Virtual currency and real finance
currency is issued by the state, but virtual currency is issued by indivial operators, and there is no relevant laws and regulations to limit its circulation. When this kind of virtual currency issued for the commercial interests of operators and real currency exchange circulation is more and more frequent, more and more widely, and partially replace the real currency to buy goods or services in the market, it is equal to increasing the real money supply
at present, virtual currency is becoming more and more prosperous. Some virtual currencies have evolved into the characteristics of general currency, such as value scale, means of circulation and means of payment. Therefore, it is easy to have an impact on general currency in reality, thus affecting the normal financial order.
1. The essence of interpretation is different:
virtual currency: virtual currency refers to non real currency
currency: currency (CCY) is the medium of purchasing goods and preserving wealth.

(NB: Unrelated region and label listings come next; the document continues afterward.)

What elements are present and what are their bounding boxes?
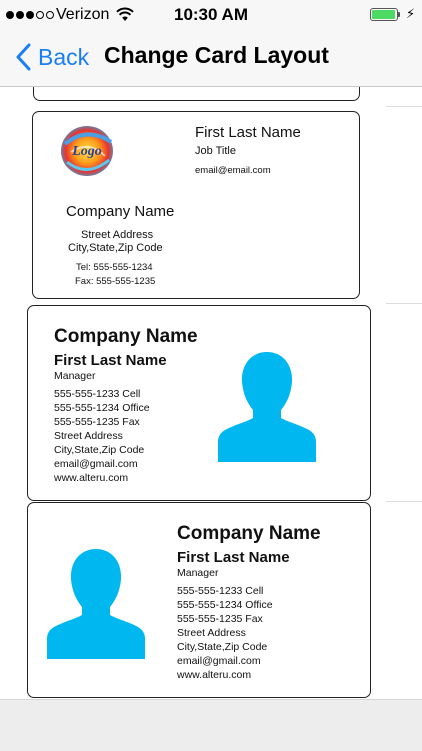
logo-icon: Logo xyxy=(61,126,113,176)
card-cell: 555-555-1233 Cell xyxy=(177,585,264,597)
card-website: www.alteru.com xyxy=(54,472,129,484)
card-email: email@gmail.com xyxy=(54,458,138,470)
card-email: email@gmail.com xyxy=(177,655,261,667)
card-office: 555-555-1234 Office xyxy=(54,402,150,414)
row-separator xyxy=(386,501,422,502)
chevron-left-icon xyxy=(16,43,31,71)
card-street: Street Address xyxy=(177,627,246,639)
card-layout-photo-left[interactable]: Company Name First Last Name Manager 555… xyxy=(27,502,371,698)
battery-icon xyxy=(370,8,398,21)
bolt-icon: ⚡ xyxy=(406,6,416,21)
card-layout-partial[interactable] xyxy=(33,87,360,101)
card-website: www.alteru.com xyxy=(177,669,252,681)
status-bar: Verizon 10:30 AM ⚡ xyxy=(0,0,422,30)
card-city: City,State,Zip Code xyxy=(177,641,268,653)
card-company: Company Name xyxy=(54,326,198,347)
card-role: Manager xyxy=(177,567,219,579)
card-city: City,State,Zip Code xyxy=(54,444,145,456)
card-fax: 555-555-1235 Fax xyxy=(177,613,263,625)
card-fax: Fax: 555-555-1235 xyxy=(75,276,156,287)
card-street: Street Address xyxy=(54,430,123,442)
layout-list[interactable]: Logo First Last Name Job Title email@ema… xyxy=(0,87,422,699)
back-label: Back xyxy=(38,43,90,70)
card-fax: 555-555-1235 Fax xyxy=(54,416,140,428)
card-company: Company Name xyxy=(66,203,175,220)
person-silhouette-icon xyxy=(218,352,316,462)
card-street: Street Address xyxy=(81,229,154,241)
row-separator xyxy=(386,303,422,304)
card-job-title: Job Title xyxy=(195,145,236,157)
card-layout-logo[interactable]: Logo First Last Name Job Title email@ema… xyxy=(32,111,360,299)
card-city: City,State,Zip Code xyxy=(68,242,163,254)
clock: 10:30 AM xyxy=(173,5,248,24)
battery-tip xyxy=(398,12,400,17)
page-title: Change Card Layout xyxy=(104,42,329,68)
card-name: First Last Name xyxy=(177,549,290,566)
card-email: email@email.com xyxy=(195,165,271,176)
card-name: First Last Name xyxy=(195,124,301,141)
card-company: Company Name xyxy=(177,523,321,544)
bottom-toolbar xyxy=(0,699,422,751)
navigation-bar: Back Change Card Layout xyxy=(0,30,422,87)
card-office: 555-555-1234 Office xyxy=(177,599,273,611)
person-silhouette-icon xyxy=(47,549,145,659)
card-cell: 555-555-1233 Cell xyxy=(54,388,141,400)
back-button[interactable]: Back xyxy=(14,40,89,74)
card-tel: Tel: 555-555-1234 xyxy=(76,262,153,273)
card-layout-photo-right[interactable]: Company Name First Last Name Manager 555… xyxy=(27,305,371,501)
logo-text: Logo xyxy=(71,144,102,159)
card-name: First Last Name xyxy=(54,352,167,369)
card-role: Manager xyxy=(54,370,96,382)
row-separator xyxy=(386,106,422,107)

It is the contract between the owner of property and the market about the right of exchange. In essence, it is the agreement between the owners
2. Different types:
virtual currency: game currency, special currency, etc.

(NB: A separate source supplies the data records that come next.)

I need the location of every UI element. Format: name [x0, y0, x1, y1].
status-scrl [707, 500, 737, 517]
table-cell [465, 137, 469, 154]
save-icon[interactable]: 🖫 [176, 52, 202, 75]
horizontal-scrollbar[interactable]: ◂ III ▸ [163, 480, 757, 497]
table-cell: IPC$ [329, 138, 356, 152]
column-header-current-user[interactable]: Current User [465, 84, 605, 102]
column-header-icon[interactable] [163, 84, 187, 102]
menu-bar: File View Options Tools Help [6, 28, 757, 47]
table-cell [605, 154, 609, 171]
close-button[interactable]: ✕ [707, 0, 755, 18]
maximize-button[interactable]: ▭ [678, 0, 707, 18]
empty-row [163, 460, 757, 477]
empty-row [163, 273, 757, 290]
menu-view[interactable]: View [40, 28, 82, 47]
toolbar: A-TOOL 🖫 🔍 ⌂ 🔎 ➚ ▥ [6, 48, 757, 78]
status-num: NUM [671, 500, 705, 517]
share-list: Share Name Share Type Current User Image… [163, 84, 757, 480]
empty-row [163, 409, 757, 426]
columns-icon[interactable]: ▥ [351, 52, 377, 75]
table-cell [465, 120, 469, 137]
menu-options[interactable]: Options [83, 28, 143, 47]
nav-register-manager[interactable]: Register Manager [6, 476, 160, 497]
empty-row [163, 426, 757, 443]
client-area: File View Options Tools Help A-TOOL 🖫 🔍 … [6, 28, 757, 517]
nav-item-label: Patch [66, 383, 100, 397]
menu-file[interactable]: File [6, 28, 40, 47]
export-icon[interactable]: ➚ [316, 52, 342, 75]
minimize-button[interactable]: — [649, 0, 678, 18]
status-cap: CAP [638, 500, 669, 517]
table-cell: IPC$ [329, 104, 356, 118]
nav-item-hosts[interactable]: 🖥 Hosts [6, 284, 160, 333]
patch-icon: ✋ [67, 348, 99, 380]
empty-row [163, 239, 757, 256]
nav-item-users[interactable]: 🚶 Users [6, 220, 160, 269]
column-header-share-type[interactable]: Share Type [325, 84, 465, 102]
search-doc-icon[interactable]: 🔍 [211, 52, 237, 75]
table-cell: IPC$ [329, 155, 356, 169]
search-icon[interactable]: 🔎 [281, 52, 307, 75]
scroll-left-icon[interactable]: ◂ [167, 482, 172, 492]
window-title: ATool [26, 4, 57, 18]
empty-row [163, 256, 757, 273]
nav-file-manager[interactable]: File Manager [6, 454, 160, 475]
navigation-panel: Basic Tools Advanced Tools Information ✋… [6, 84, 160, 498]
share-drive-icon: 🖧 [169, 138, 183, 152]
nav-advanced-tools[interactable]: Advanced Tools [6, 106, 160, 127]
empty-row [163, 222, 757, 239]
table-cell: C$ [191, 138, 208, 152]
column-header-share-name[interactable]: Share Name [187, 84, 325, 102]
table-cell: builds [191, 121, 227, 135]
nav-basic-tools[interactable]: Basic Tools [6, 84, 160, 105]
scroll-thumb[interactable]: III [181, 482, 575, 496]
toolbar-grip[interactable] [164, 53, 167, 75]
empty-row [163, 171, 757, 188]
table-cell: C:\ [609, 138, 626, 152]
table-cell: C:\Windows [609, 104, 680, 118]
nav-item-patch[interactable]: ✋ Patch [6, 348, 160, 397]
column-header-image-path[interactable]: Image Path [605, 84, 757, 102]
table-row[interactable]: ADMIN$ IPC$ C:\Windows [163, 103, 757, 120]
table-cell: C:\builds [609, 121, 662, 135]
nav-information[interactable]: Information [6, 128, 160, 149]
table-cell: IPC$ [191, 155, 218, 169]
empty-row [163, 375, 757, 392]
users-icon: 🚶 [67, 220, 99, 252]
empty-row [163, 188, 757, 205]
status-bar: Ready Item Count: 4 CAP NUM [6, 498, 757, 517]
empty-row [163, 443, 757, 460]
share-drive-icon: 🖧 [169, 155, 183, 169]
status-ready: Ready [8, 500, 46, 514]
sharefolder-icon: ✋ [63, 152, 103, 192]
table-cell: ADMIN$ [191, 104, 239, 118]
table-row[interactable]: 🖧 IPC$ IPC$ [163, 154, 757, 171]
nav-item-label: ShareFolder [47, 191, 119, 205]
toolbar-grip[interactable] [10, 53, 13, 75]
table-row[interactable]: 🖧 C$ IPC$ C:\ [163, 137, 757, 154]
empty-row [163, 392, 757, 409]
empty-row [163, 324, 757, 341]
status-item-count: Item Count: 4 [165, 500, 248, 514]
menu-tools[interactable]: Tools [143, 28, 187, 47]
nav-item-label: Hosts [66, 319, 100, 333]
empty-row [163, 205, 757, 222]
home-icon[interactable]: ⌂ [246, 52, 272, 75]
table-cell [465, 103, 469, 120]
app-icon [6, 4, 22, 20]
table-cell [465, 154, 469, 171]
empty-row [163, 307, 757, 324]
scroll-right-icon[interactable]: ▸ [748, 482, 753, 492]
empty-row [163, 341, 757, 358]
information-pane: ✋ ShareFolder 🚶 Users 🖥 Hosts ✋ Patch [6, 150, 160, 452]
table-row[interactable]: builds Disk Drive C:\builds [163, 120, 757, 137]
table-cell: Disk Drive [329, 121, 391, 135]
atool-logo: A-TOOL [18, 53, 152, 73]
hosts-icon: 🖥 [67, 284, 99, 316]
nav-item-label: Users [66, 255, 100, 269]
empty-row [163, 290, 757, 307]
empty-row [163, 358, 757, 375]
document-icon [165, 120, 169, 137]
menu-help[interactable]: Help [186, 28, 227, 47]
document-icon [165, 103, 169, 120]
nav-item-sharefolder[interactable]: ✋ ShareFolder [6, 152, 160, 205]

currency: coin, paper currency, deposit currency, etc.
extended data:
formation of virtual currency market:
Internet leads to the emergence of a new market, which is a virtual market based on cyberspace. The Internet provides a lot of communication places for consumers, and also provides business market for enterprises. Enterprises must change from proct centered to service centered to customer centered
with the development of computer artificial intelligence technology and database technology, enterprises can conveniently collect customers' information, understand customers' needs in time, change business strategies and grasp economic arteries in real time
1: decentralized (one technology: closed loop structure, source code permanently locked background; 2; After going to the center, there is no income subject, just like gold, which belongs to every participant)

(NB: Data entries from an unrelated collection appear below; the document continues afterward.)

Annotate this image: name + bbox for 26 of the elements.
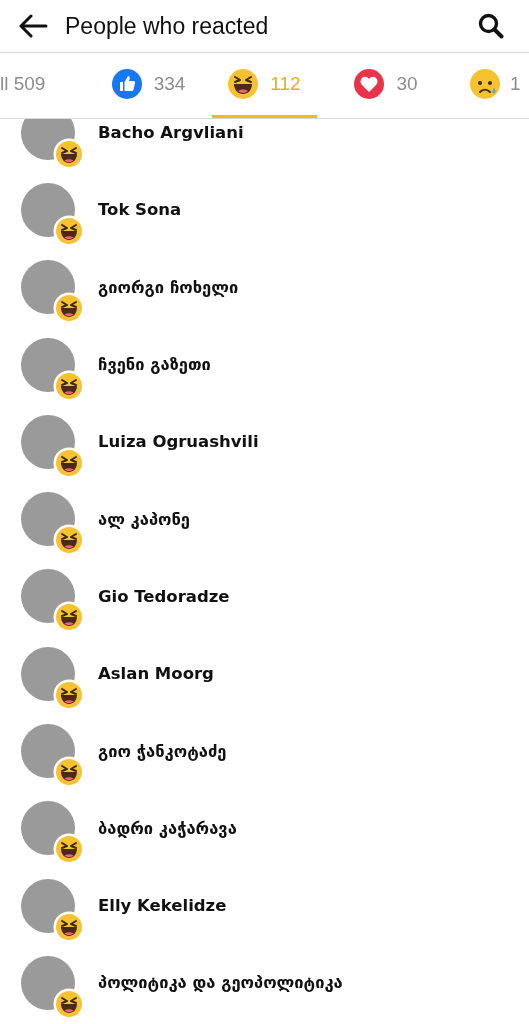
person-name[interactable]: Tok Sona <box>98 200 182 220</box>
thumbs-up-icon <box>111 69 142 99</box>
laughing-emoji-icon <box>53 987 85 1020</box>
person-name[interactable]: Bacho Argvliani <box>98 123 244 143</box>
laughing-emoji-icon <box>53 214 85 247</box>
person-name[interactable]: Elly Kekelidze <box>98 896 227 916</box>
back-arrow-icon[interactable] <box>18 14 48 38</box>
person-name[interactable]: Luiza Ogruashvili <box>98 432 259 452</box>
person-name[interactable]: Aslan Moorg <box>98 664 214 684</box>
laughing-emoji-icon <box>53 369 85 402</box>
laughing-emoji-icon <box>53 756 85 788</box>
laughing-emoji-icon <box>53 678 85 711</box>
laughing-emoji-icon <box>53 446 85 479</box>
person-name[interactable]: ალ კაპონე <box>98 509 190 529</box>
person-name[interactable]: ჩვენი გაზეთი <box>98 355 211 375</box>
laughing-emoji-icon <box>53 137 85 170</box>
person-name[interactable]: გიორგი ჩოხელი <box>98 277 239 297</box>
laughing-emoji-icon <box>228 69 259 99</box>
person-name[interactable]: პოლიტიკა და გეოპოლიტიკა <box>98 973 343 993</box>
person-name[interactable]: გიო ჭანკოტაძე <box>98 741 227 761</box>
person-name[interactable]: ბადრი კაჭარავა <box>98 818 237 838</box>
page-title: People who reacted <box>65 12 270 40</box>
crying-emoji-icon <box>470 69 500 99</box>
search-icon[interactable] <box>478 13 504 39</box>
laughing-emoji-icon <box>53 910 85 943</box>
person-name[interactable]: Gio Tedoradze <box>98 586 230 606</box>
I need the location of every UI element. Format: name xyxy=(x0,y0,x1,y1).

2: no central processing unit (block connection)
3: third party open source (following the international practice of open source: third party open source, third party public trust, third party trusteeship)
4: quantitative issuance (resisting inflation)
5: third party matchmaking (no capital chain, no capital chain), Show the freedom and equality of money)
6: bonus system without distributing the principal of the recipient (recommending others to join, no recommendation award, no confrontation award, no sharing of the principal of the latecomer)
7: free registration, free access, no threshold at the bottom, no ceiling at the top (the same as bank deposits)
8: the price will fluctuate up and down e to the influence of the market There is no currency that goes up but doesn't go down.)